For all the contempt sometimes shown in media studies departments for old-fashioned, “print-based” materials, books remain an essential element in film studies.

Some volumes can immediately be seen to be indispensable. The success of movies such as Jane Campion’s The Piano makes Tom O’Regan‘s study of Australian National Cinema (Routledge, Pounds 14.99) timely. This is a thematic study of Australian film and society, with reference to influences from Britain and Hollywood.

In the field of genre studies, The Movie Book of the Western (edited by Ian Cameron and Douglas Pye, Studio Vista, Pounds 16.99) is now out in paperback. The slightly odd title derives from the magazine, Movie, which Ian Cameron helped to found (though in fact only two of the 29 chapters in the book originally appeared in the magazine). Most of the contributors are concerned with masculinity, class and history in the Western, and this is by no means a comprehensive survey of the genre. Some quite well-known films (The Outlaw Josey Wales, Brigham Young, Silverado) are entirely or virtually ignored; so, too, is the spaghetti Western. On the other hand, there are exhaustive analyses of the films that do interest the writers: Rancho Notorious, The Man Who Shot Liberty Valance and so on.

Another collection devoted to a particular genre is Imagining Reality: the Faber Book of the Documentary (edited by Kevin Macdonald and Mark Cousins, Faber, Pounds 20). This is not, however, a bunch of academic essays, but an anthology of writings by documentary film-makers, including Dziga Vertov, Chris Marker, Robert Flaherty, Krzysztof Kieslowski, Marcel Ophuls and Nick Broomfield, classified according to period, movement or style.

This is an indispensable volume for anyone studying documentary films, from the earliest days to the most recent developments in television reportage, though one can regret that it does not reach many broad conclusions about documentary as a form.

The basis of the Faber film list is made up of books by directors writing or talking about their own work.
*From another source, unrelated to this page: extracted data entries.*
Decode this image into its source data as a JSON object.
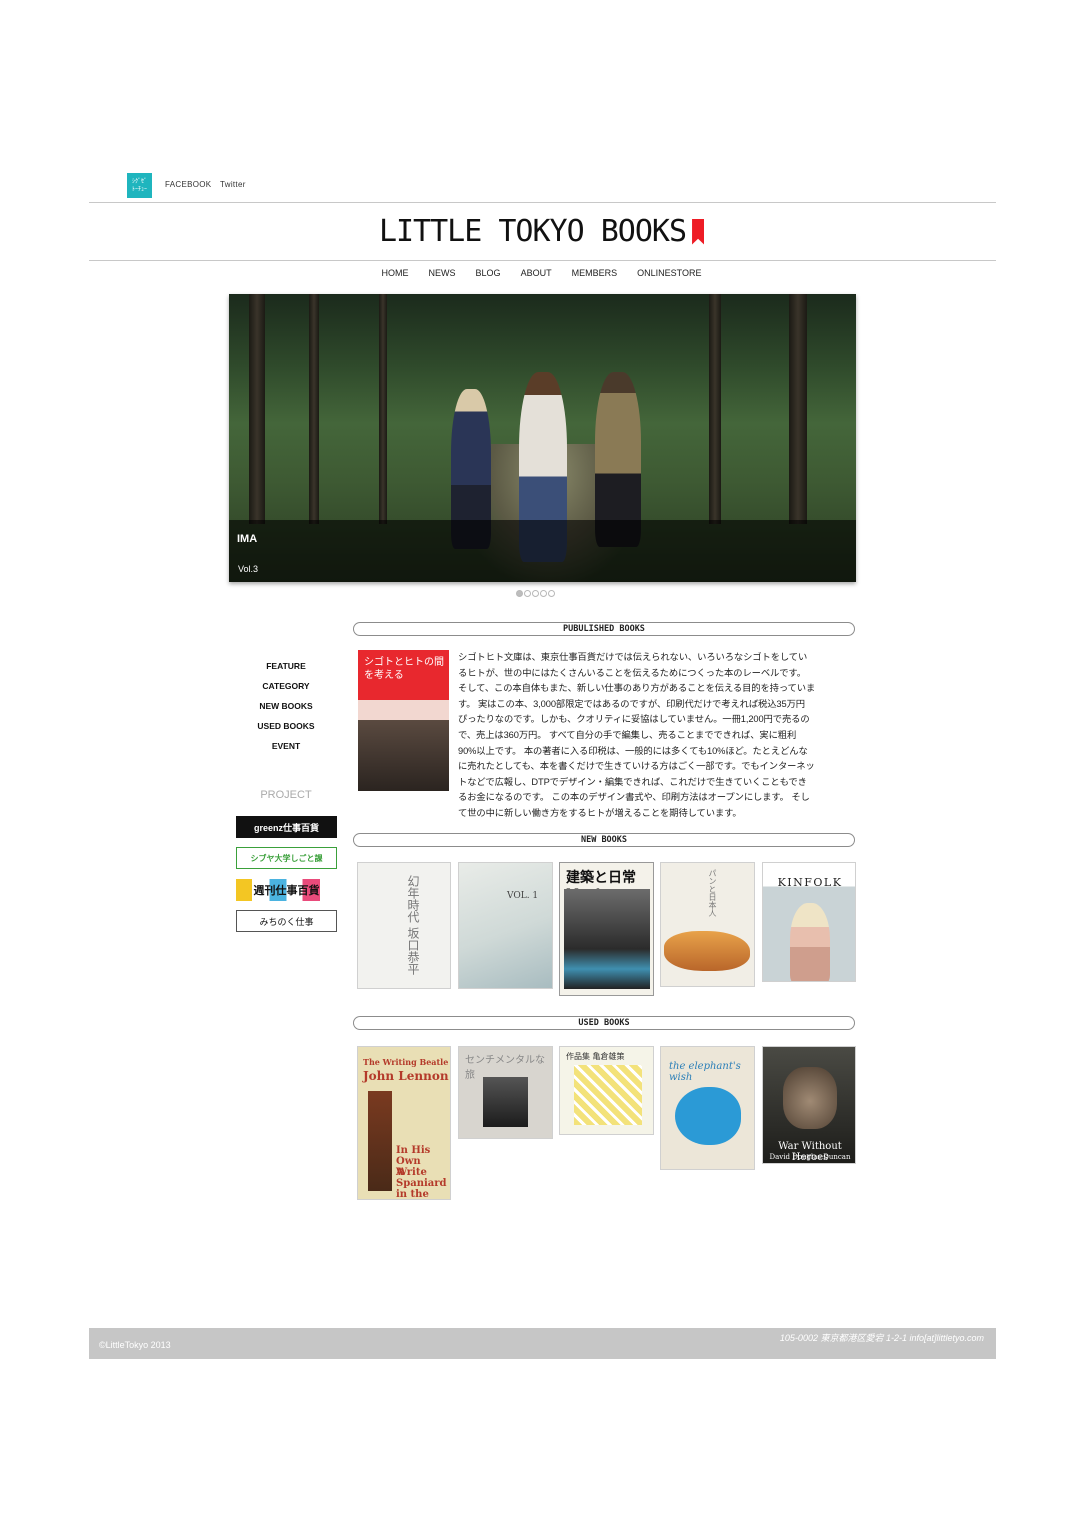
{
  "topbar": {
    "logo_line1": "ｼｸﾞｾﾞ",
    "logo_line2": "ﾄｰﾁｭｰ",
    "facebook": "FACEBOOK",
    "twitter": "Twitter"
  },
  "site": {
    "title": "LITTLE TOKYO BOOKS",
    "accent_color": "#ee1c25"
  },
  "nav": [
    "HOME",
    "NEWS",
    "BLOG",
    "ABOUT",
    "MEMBERS",
    "ONLINESTORE"
  ],
  "hero": {
    "title": "IMA",
    "subtitle": "Vol.3",
    "slides": 5,
    "active_slide": 1
  },
  "sidebar": {
    "links": [
      "FEATURE",
      "CATEGORY",
      "NEW BOOKS",
      "USED BOOKS",
      "EVENT"
    ],
    "project_label": "PROJECT",
    "banners": [
      "greenz仕事百貨",
      "シブヤ大学しごと課",
      "週刊仕事百貨",
      "みちのく仕事"
    ]
  },
  "published": {
    "header": "PUBULISHED BOOKS",
    "cover_title": "シゴトとヒトの間を考える",
    "lines": [
      "シゴトヒト文庫は、東京仕事百貨だけでは伝えられない、いろいろなシゴトをしてい",
      "るヒトが、世の中にはたくさんいることを伝えるためにつくった本のレーベルです。",
      "そして、この本自体もまた、新しい仕事のあり方があることを伝える目的を持っていま",
      "す。 実はこの本、3,000部限定ではあるのですが、印刷代だけで考えれば税込35万円",
      "ぴったりなのです。しかも、クオリティに妥協はしていません。一冊1,200円で売るの",
      "で、売上は360万円。 すべて自分の手で編集し、売ることまでできれば、実に粗利",
      "90%以上です。 本の著者に入る印税は、一般的には多くても10%ほど。たとえどんな",
      "に売れたとしても、本を書くだけで生きていける方はごく一部です。でもインターネッ",
      "トなどで広報し、DTPでデザイン・編集できれば、これだけで生きていくこともでき",
      "るお金になるのです。 この本のデザイン書式や、印刷方法はオープンにします。 そし",
      "て世の中に新しい働き方をするヒトが増えることを期待しています。"
    ]
  },
  "new_books": {
    "header": "NEW BOOKS",
    "books": [
      {
        "text": "幻年時代 坂口恭平"
      },
      {
        "text": "VOL. 1"
      },
      {
        "text": "建築と日常 No.1"
      },
      {
        "text": "パンと日本人"
      },
      {
        "text": "KINFOLK"
      }
    ]
  },
  "used_books": {
    "header": "USED BOOKS",
    "books": [
      {
        "line1": "The Writing Beatle",
        "line2": "John Lennon",
        "line3": "In His Own Write",
        "line4": "A Spaniard in the Works"
      },
      {
        "line1": "センチメンタルな旅"
      },
      {
        "line1": "作品集 亀倉雄策"
      },
      {
        "line1": "the elephant's wish"
      },
      {
        "line1": "War Without Heroes",
        "line2": "David Douglas Duncan"
      }
    ]
  },
  "footer": {
    "copyright": "©LittleTokyo 2013",
    "address": "105-0002 東京都港区愛宕 1-2-1 info[at]littletyo.com"
  }
}
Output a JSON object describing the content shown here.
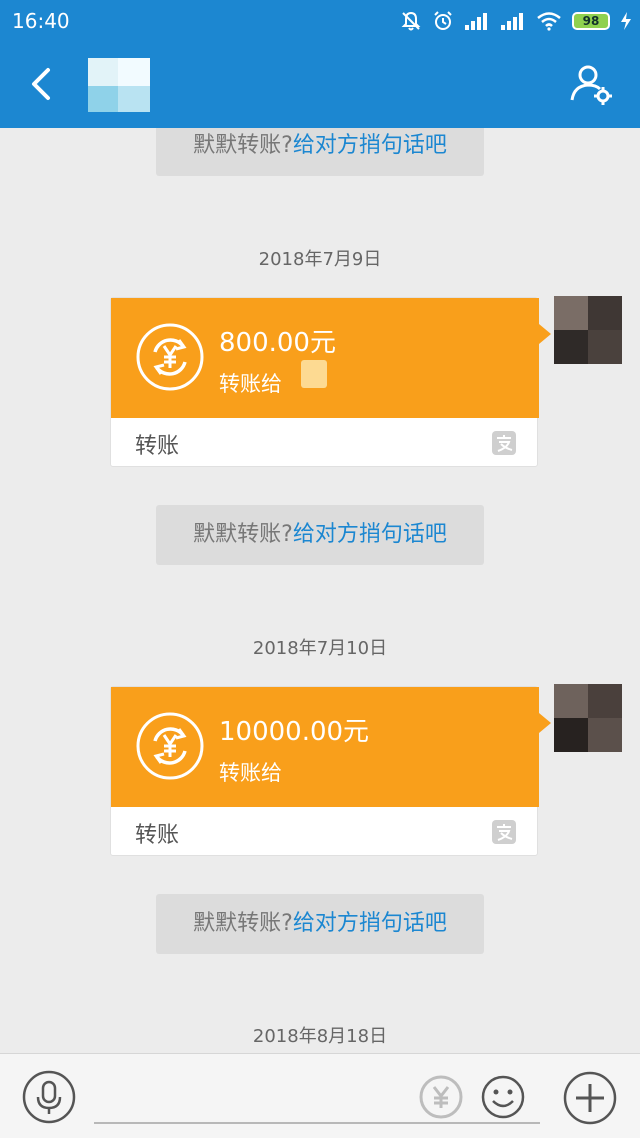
{
  "status_bar": {
    "time": "16:40",
    "battery": "98"
  },
  "chat": {
    "hint": {
      "prefix": "默默转账?",
      "link": "给对方捎句话吧"
    },
    "messages": [
      {
        "date": "2018年7月9日",
        "amount": "800.00元",
        "to_label": "转账给",
        "card_label": "转账"
      },
      {
        "date": "2018年7月10日",
        "amount": "10000.00元",
        "to_label": "转账给",
        "card_label": "转账"
      }
    ],
    "last_date": "2018年8月18日"
  },
  "colors": {
    "header": "#1c87d1",
    "card_orange": "#f99f1b",
    "link": "#1c87d1"
  },
  "icons": {
    "back": "chevron-left-icon",
    "contact_settings": "user-gear-icon",
    "voice": "microphone-icon",
    "transfer": "yen-transfer-icon",
    "emoji": "smiley-icon",
    "more": "plus-icon",
    "brand": "alipay-icon"
  }
}
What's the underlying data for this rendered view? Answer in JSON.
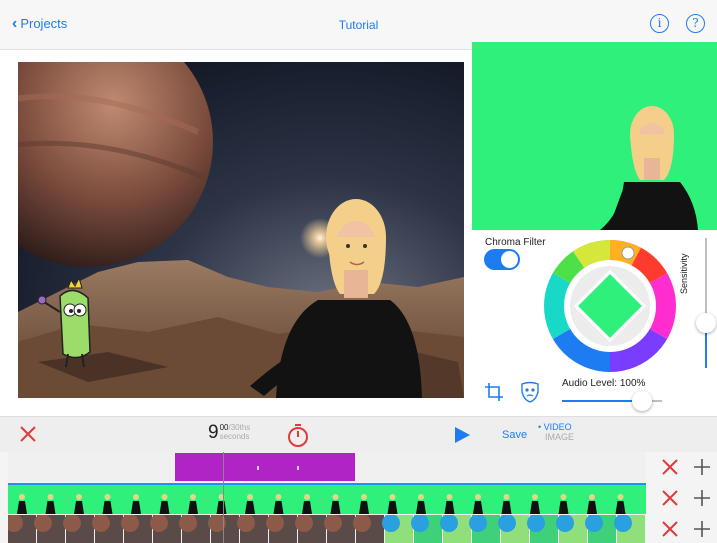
{
  "header": {
    "back_label": "Projects",
    "title": "Tutorial",
    "info_glyph": "i",
    "help_glyph": "?"
  },
  "panel": {
    "chroma_filter_label": "Chroma Filter",
    "chroma_filter_on": true,
    "sensitivity_label": "Sensitivity",
    "sensitivity_level": 0.35,
    "audio_level_label": "Audio Level: 100%",
    "audio_level": 1.0,
    "key_color": "#2ef07a"
  },
  "toolbar": {
    "time_seconds": "9",
    "time_frames": "00",
    "time_frames_unit": "/30ths",
    "time_unit": "seconds",
    "save_label": "Save",
    "mode_video": "VIDEO",
    "mode_image": "IMAGE"
  },
  "colors": {
    "accent": "#1e7cf2",
    "danger": "#e03b3b",
    "audio_clip": "#b024c6",
    "green_screen": "#2ef07a"
  }
}
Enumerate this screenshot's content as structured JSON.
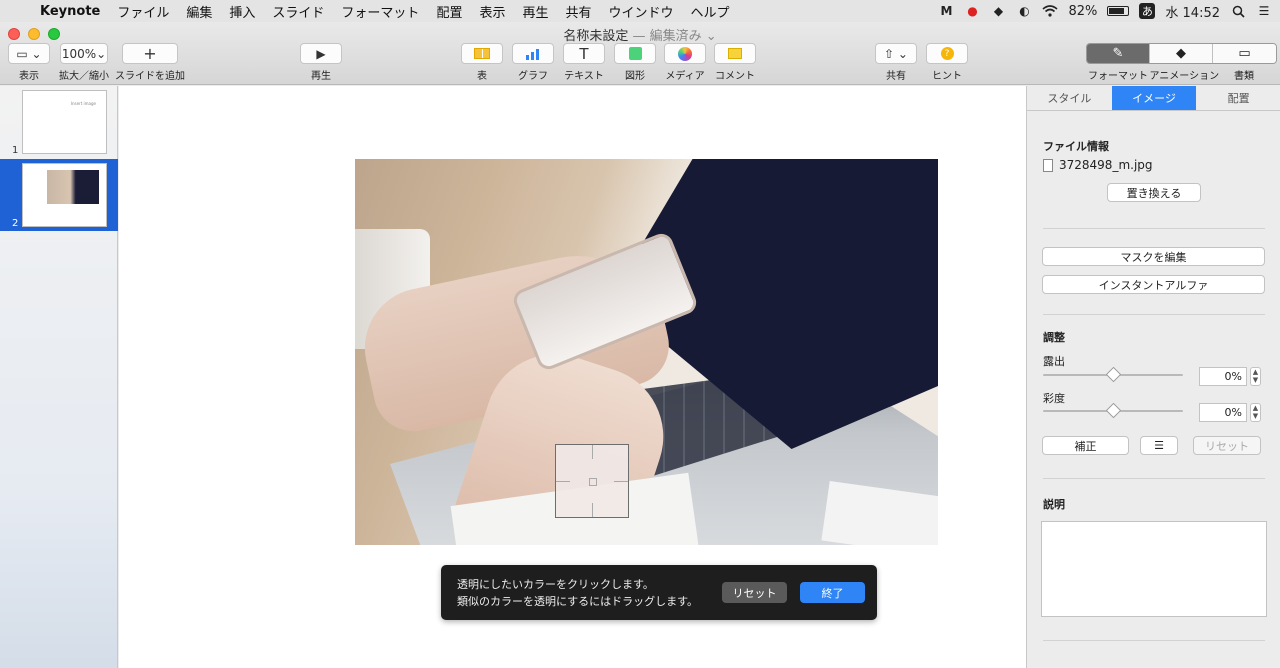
{
  "menubar": {
    "app": "Keynote",
    "items": [
      "ファイル",
      "編集",
      "挿入",
      "スライド",
      "フォーマット",
      "配置",
      "表示",
      "再生",
      "共有",
      "ウインドウ",
      "ヘルプ"
    ],
    "battery": "82%",
    "battery_level": 0.82,
    "ime": "あ",
    "clock": "水 14:52"
  },
  "window": {
    "title": "名称未設定",
    "subtitle": "— 編集済み ⌄"
  },
  "toolbar": {
    "view": "表示",
    "zoom_value": "100%",
    "zoom": "拡大／縮小",
    "add_slide": "スライドを追加",
    "play": "再生",
    "table": "表",
    "chart": "グラフ",
    "text": "テキスト",
    "shape": "図形",
    "media": "メディア",
    "comment": "コメント",
    "share": "共有",
    "tips": "ヒント",
    "format": "フォーマット",
    "animate": "アニメーション",
    "document": "書類"
  },
  "navigator": {
    "slides": [
      {
        "number": "1",
        "mini_text": "Insert image"
      },
      {
        "number": "2"
      }
    ]
  },
  "hud": {
    "line1": "透明にしたいカラーをクリックします。",
    "line2": "類似のカラーを透明にするにはドラッグします。",
    "reset": "リセット",
    "done": "終了"
  },
  "inspector": {
    "tabs": [
      "スタイル",
      "イメージ",
      "配置"
    ],
    "file_info": "ファイル情報",
    "file_name": "3728498_m.jpg",
    "replace": "置き換える",
    "edit_mask": "マスクを編集",
    "instant_alpha": "インスタントアルファ",
    "adjust": "調整",
    "exposure_label": "露出",
    "exposure_value": "0%",
    "exposure_level": 0.5,
    "saturation_label": "彩度",
    "saturation_value": "0%",
    "saturation_level": 0.5,
    "enhance": "補正",
    "reset": "リセット",
    "description": "説明"
  }
}
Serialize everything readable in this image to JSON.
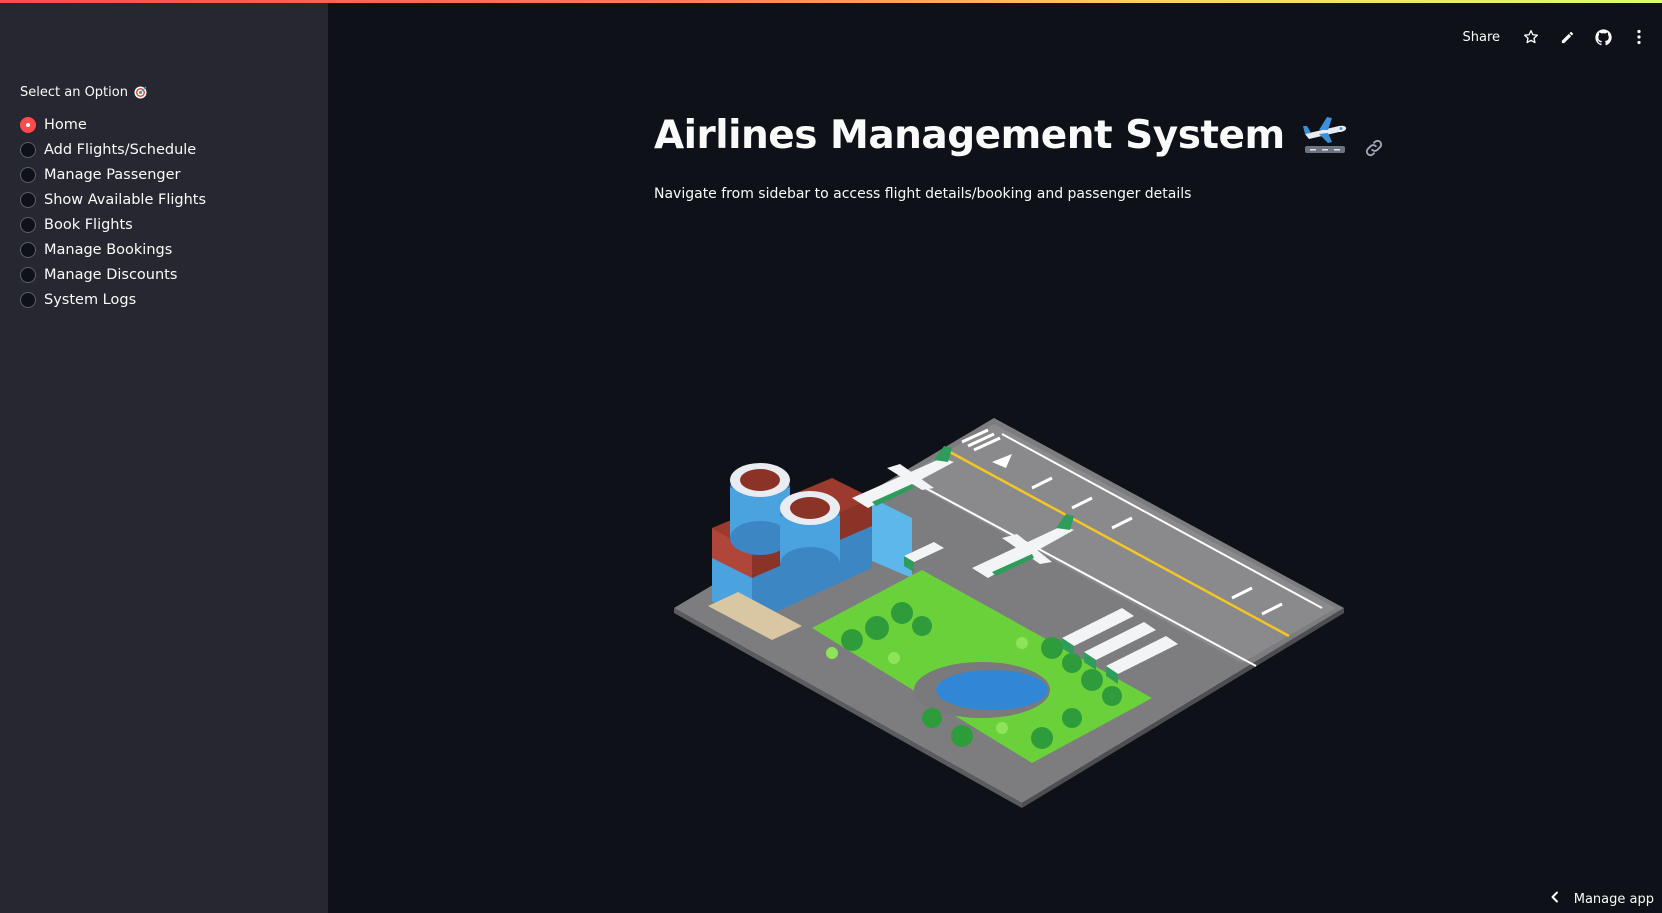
{
  "sidebar": {
    "radio_label": "Select an Option",
    "label_icon": "target-icon",
    "options": [
      {
        "label": "Home",
        "checked": true
      },
      {
        "label": "Add Flights/Schedule",
        "checked": false
      },
      {
        "label": "Manage Passenger",
        "checked": false
      },
      {
        "label": "Show Available Flights",
        "checked": false
      },
      {
        "label": "Book Flights",
        "checked": false
      },
      {
        "label": "Manage Bookings",
        "checked": false
      },
      {
        "label": "Manage Discounts",
        "checked": false
      },
      {
        "label": "System Logs",
        "checked": false
      }
    ]
  },
  "toolbar": {
    "share_label": "Share",
    "icons": [
      "star-icon",
      "pencil-icon",
      "github-icon",
      "more-vertical-icon"
    ]
  },
  "main": {
    "title": "Airlines Management System",
    "title_emoji": "airplane-departure-icon",
    "subtitle": "Navigate from sidebar to access flight details/booking and passenger details",
    "hero_image": "isometric-airport-illustration"
  },
  "footer": {
    "manage_app_label": "Manage app"
  },
  "colors": {
    "accent": "#ff4b4b",
    "sidebar_bg": "#262730",
    "main_bg": "#0e1117",
    "text": "#fafafa"
  }
}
One of the latest is Wim Wenders’s The Act of Seeing (Pounds 14), the third collection of his essays, which includes a poem, “Notebook on Clothes and Cities”, and an interview with Jean-Luc Godard.

Less pretentious and far more informative is Andre de Toth’s series of conversations about his own work with Anthony Slide, in De Toth on De Toth (Pounds 9.99), in which as well as recalling his days with Alexander Korda,Jack Warner, Randolph Scott and others, he chats about sculpture, Hungary,the Danes and how to behave on meeting Prince Charles.

Finally, there are now paperback editions of Hitchcock on Hitchcock (edited by Sidney Gottlieb, Pounds 9.99) and Scorsese on Scorsese (edited by David Thompson and Iam Christie, Pounds 8.99), which will prove less relaxing, but more useful for the media studies bookshelf.